Sebha is a place to send those last emails, eat a hearty meal at the excellent Acacus restaurant and enjoy the comfort of a bed before you head out into the wilderness - you won't see such luxuries for a while. A detour to Germa takes you to the ruined mud-brick capital of the Garamantes Empire, which ruled the desert for 1,400 years until AD 500 and made the desert bloom.
At the small town of Tmissah, you leave the tarmac road for the long 4WD journey through sand and rock to the extinct volcanic crater of Waw al-Namus. Black sand and lakes of red, blue and green make it one of the Sahara's most extraordinary sights, as if you've somehow stumbled upon a dark paradise close to the end of the earth. Plan to descend into the crater around three hours before sunset to avoid the anvil-like heat, allow time to explore and for the best light.
A few hardy travellers make it to Waw al-Namus, but very few continue on to Al-Kufra, one of the largest oasis towns of the Sahara, a two-day journey across the soft, steep-sided sand sea of the Ramlat Rabyaneh.

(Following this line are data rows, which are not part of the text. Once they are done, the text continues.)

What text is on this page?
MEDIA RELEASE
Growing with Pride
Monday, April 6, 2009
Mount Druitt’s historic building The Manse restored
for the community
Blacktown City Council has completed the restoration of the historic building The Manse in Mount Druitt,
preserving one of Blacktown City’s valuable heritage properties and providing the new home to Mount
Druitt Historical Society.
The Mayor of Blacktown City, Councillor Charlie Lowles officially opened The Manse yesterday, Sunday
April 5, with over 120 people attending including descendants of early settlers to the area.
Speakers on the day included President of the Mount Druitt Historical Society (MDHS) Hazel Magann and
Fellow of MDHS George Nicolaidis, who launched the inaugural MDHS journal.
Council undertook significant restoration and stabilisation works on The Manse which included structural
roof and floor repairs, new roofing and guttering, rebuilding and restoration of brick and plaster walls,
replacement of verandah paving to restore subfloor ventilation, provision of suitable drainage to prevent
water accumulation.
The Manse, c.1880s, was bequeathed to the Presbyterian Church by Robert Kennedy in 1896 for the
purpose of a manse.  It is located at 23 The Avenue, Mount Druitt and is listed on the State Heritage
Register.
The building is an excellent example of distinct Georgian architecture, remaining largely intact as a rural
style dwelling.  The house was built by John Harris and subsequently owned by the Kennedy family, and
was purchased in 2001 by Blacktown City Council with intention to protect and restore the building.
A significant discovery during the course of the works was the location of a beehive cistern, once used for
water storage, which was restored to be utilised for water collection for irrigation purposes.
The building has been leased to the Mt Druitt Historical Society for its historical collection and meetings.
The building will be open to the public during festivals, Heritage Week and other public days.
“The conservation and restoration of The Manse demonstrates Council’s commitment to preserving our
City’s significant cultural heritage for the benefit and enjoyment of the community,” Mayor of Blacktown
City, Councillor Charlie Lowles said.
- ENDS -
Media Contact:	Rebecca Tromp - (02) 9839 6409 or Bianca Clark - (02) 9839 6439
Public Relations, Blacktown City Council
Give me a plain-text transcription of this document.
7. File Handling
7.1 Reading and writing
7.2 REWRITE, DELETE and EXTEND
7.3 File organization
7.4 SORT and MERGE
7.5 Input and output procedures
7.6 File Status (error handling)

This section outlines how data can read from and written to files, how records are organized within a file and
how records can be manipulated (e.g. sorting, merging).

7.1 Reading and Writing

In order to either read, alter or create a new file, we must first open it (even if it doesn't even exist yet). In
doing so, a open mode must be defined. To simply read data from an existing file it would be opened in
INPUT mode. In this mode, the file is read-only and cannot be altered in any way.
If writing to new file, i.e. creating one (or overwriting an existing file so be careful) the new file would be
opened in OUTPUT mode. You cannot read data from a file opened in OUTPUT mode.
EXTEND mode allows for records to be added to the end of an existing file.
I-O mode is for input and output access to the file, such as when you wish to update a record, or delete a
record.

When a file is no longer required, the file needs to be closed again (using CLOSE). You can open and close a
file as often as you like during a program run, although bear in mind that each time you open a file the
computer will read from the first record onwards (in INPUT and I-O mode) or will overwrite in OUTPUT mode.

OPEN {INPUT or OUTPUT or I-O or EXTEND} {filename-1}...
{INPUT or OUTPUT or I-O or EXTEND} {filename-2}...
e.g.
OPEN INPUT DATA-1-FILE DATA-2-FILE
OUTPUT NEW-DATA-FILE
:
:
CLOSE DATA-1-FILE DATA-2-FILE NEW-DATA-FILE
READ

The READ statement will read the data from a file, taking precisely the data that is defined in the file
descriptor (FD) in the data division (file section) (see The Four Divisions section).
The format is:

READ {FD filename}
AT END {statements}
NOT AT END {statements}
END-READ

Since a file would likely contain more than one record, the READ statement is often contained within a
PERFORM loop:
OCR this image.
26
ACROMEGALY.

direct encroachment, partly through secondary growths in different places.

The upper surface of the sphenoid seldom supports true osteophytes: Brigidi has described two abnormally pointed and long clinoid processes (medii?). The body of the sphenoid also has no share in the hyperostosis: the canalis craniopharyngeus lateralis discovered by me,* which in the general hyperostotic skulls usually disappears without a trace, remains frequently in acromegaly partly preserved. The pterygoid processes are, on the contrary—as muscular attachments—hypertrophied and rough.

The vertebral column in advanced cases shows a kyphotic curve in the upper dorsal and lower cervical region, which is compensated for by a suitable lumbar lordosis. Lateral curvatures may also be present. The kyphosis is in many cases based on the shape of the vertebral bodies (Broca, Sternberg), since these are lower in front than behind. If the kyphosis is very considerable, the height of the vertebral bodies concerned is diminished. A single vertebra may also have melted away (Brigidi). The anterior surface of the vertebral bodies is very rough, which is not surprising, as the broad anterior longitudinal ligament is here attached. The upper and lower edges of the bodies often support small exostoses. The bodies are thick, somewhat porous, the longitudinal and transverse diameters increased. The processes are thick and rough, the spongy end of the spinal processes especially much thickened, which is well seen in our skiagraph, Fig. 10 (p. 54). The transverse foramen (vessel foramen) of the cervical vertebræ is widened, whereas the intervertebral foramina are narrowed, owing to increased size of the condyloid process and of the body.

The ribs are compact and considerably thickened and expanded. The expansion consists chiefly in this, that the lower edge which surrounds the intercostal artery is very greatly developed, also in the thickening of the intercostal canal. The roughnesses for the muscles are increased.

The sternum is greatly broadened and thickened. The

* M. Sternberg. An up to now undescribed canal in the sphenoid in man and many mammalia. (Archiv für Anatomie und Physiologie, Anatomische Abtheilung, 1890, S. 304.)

En route, the tiny town of Tazerbo can seem like a metropolis but the oasis of Buzeima is much more beautiful.
The road south-east from Al-Kufra is used only by overloaded trucks heading for Chad and by camel caravans into Libya on their 40-day journey from Sudan; the trails are littered with camel bones bleached by the sun. Waiting for you in Libya's most remote corner is the boulder-piled range of Jebel Arkno with its abandoned Libyan army tank and ancient rock carvings.
Nearby, the even more spectacular Jebel Uweinat boasts outstanding 10,000-year-old human figures adorning the walls of the picturesque wadis; it was on Jebel Uweinat that the legend of the Cave of Swimmers (actually just across the border in Egypt) in The English Patient was based.
Known for its natural springs and scarcely visited by travellers, Jebel Uweinat is the most likely place in Libya to catch a glimpse of Saharan wildlife such as the enormous-eared fennec fox, gazelle and the fleet-footed and bearded waddan - a goat-like deer, fond of rocky ledges.